Right way to apply self attention on lstm outputs?

hadaev8 · February 13, 2020, 11:09am

For now, I have it like this
Still, it’s not clear how to apply attention to lstm outputs

class Encoder(nn.Module):
	def __init__(self, hparams):
		super(Encoder, self).__init__()

		self.conv = ResidualBlock1d(in_channels=hparams.encoder_embedding_dim,
						out_channels=hparams.encoder_embedding_dim,
						kernel_size=hparams.encoder_kernel_size,
						activation=hparams.activation, normtype=hparams.normtype,
						num_layers=hparams.encoder_n_convolutions - 1)

		self.lstm = nn.LSTM(hparams.encoder_embedding_dim,
					int(hparams.encoder_embedding_dim / 2), 1,
					batch_first=False, bidirectional=True)

		self.attn = nn.MultiheadAttention(hparams.encoder_embedding_dim, 8)
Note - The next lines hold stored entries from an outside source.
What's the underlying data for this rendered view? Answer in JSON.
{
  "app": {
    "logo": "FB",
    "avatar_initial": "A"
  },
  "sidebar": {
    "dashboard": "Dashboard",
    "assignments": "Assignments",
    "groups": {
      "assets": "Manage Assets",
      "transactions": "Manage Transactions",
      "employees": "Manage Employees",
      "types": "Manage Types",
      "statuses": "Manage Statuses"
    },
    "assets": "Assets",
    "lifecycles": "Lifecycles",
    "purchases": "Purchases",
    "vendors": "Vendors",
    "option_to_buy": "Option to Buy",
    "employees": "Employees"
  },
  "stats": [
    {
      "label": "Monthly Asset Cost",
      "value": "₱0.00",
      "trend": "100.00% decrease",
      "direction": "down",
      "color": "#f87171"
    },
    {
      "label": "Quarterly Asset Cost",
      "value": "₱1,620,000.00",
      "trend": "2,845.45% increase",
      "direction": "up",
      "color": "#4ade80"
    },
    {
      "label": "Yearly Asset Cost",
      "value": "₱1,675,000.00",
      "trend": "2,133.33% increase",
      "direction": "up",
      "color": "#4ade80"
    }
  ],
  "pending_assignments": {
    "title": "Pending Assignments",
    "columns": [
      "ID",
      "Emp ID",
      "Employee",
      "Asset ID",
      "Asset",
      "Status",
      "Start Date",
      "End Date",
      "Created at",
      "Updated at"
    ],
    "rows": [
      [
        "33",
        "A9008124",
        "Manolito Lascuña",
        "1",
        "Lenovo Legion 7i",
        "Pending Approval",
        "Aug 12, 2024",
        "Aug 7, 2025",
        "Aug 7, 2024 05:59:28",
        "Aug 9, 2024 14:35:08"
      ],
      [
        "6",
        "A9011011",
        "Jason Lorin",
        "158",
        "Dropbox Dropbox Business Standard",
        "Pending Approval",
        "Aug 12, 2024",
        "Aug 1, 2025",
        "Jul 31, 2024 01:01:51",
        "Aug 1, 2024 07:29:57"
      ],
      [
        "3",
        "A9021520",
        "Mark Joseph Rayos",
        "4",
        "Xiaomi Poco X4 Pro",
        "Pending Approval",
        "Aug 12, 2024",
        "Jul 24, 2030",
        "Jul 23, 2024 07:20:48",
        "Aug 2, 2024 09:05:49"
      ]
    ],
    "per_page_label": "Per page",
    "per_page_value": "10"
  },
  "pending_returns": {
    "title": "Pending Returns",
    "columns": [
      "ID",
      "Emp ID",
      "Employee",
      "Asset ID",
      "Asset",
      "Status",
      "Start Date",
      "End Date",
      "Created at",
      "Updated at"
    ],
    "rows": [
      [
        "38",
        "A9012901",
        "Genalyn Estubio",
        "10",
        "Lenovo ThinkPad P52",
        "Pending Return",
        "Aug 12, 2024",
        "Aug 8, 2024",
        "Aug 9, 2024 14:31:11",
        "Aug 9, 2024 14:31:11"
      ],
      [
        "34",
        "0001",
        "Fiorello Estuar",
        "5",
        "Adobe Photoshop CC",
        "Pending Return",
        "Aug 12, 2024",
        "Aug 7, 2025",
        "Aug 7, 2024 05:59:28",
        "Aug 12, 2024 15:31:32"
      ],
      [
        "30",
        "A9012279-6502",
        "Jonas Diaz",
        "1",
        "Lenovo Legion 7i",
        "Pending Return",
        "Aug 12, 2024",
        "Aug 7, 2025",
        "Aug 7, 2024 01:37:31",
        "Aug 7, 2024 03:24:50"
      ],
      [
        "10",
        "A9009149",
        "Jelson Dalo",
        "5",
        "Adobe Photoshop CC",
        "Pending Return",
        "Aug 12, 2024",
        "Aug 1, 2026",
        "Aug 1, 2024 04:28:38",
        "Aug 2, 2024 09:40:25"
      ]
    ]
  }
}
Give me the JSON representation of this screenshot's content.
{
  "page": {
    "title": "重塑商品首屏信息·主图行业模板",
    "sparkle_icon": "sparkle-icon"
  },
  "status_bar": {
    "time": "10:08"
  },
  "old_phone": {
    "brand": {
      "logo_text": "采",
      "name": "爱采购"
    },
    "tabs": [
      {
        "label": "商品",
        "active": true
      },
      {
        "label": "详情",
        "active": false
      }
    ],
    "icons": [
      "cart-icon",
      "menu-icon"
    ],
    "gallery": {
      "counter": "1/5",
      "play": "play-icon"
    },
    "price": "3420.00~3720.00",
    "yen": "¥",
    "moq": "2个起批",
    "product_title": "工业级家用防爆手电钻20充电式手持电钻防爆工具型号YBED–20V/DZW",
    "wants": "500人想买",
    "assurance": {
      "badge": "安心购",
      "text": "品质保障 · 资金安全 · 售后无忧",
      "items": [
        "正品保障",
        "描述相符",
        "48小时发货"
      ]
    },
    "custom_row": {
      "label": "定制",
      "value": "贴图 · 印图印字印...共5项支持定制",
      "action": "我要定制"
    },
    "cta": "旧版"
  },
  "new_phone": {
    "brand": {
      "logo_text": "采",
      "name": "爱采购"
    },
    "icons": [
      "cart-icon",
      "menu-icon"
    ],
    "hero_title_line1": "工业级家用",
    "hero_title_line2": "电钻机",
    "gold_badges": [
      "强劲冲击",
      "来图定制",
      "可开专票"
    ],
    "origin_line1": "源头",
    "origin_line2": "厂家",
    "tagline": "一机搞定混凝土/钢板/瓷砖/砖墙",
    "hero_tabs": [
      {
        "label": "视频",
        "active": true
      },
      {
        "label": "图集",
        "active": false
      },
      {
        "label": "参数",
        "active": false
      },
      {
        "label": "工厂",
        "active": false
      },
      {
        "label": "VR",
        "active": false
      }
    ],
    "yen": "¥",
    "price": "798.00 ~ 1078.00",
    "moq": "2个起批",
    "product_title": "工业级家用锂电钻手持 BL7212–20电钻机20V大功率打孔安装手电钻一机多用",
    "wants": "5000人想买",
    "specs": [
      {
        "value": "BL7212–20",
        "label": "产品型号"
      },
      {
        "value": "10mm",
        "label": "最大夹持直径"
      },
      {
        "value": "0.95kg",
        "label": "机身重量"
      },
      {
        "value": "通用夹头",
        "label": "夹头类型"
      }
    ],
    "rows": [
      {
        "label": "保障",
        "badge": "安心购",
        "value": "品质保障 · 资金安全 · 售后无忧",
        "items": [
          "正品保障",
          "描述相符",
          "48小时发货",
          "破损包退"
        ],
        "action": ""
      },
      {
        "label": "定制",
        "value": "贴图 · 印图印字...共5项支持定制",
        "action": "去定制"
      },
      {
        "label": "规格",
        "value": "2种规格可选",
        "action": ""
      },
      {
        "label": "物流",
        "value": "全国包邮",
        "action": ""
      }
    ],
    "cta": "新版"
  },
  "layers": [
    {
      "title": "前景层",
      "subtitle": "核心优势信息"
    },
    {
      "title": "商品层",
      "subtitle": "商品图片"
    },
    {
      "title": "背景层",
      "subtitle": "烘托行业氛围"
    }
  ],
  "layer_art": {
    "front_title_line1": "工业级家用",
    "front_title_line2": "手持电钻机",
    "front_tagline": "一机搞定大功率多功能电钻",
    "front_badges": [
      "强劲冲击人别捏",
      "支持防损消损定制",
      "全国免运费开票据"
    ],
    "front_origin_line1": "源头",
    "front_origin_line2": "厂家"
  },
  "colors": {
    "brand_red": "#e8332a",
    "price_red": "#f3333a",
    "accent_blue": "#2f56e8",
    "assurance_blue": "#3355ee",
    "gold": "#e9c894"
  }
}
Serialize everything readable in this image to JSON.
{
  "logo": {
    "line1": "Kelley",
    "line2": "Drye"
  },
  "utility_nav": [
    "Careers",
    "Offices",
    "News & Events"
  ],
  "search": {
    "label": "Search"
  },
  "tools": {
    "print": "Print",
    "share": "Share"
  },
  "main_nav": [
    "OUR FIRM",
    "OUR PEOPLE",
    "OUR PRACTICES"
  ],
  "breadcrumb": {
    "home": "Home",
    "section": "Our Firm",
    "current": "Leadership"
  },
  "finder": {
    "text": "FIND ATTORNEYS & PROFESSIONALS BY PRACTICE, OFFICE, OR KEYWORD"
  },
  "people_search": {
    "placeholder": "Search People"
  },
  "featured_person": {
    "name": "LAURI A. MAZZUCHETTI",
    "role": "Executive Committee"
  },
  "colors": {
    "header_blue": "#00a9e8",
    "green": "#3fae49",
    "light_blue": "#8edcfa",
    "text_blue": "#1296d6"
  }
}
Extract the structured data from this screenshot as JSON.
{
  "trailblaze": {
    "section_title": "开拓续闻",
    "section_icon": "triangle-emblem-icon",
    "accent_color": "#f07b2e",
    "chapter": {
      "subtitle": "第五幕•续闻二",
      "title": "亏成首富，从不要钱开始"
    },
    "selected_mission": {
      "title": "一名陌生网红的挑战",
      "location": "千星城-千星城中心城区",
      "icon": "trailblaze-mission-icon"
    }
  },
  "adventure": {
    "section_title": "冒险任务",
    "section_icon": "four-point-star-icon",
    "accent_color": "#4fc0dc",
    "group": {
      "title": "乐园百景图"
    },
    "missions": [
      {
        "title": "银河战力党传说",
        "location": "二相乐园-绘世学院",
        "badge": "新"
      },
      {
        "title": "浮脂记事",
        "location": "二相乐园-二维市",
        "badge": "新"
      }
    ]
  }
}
	def attn_pad_mask(self, lengths):
		max_len = torch.max(lengths).item()
		mask = torch.arange(max_len, out=torch.cuda.LongTensor(max_len))[
			None, :] >= lengths[:, None]
		return mask

	def forward(self, x, input_lengths):
		x = x.transpose(1, 2)

		x = self.conv(x)

		x = x.transpose(1, 2).transpose(0, 1)

		x = nn.utils.rnn.pack_padded_sequence(
			x, input_lengths, batch_first=False)

		self.lstm.flatten_parameters()
		outputs, _ = self.lstm(x)
		outputs, _ = nn.utils.rnn.pad_packed_sequence(
			outputs, batch_first=False)

		attn_mask = self.attn_pad_mask(input_lengths)
		outputs = self.attn(
			outputs, outputs, outputs, key_padding_mask=attn_mask, need_weights=False)[0]
		outputs = outputs.transpose(0, 1)

		return outputs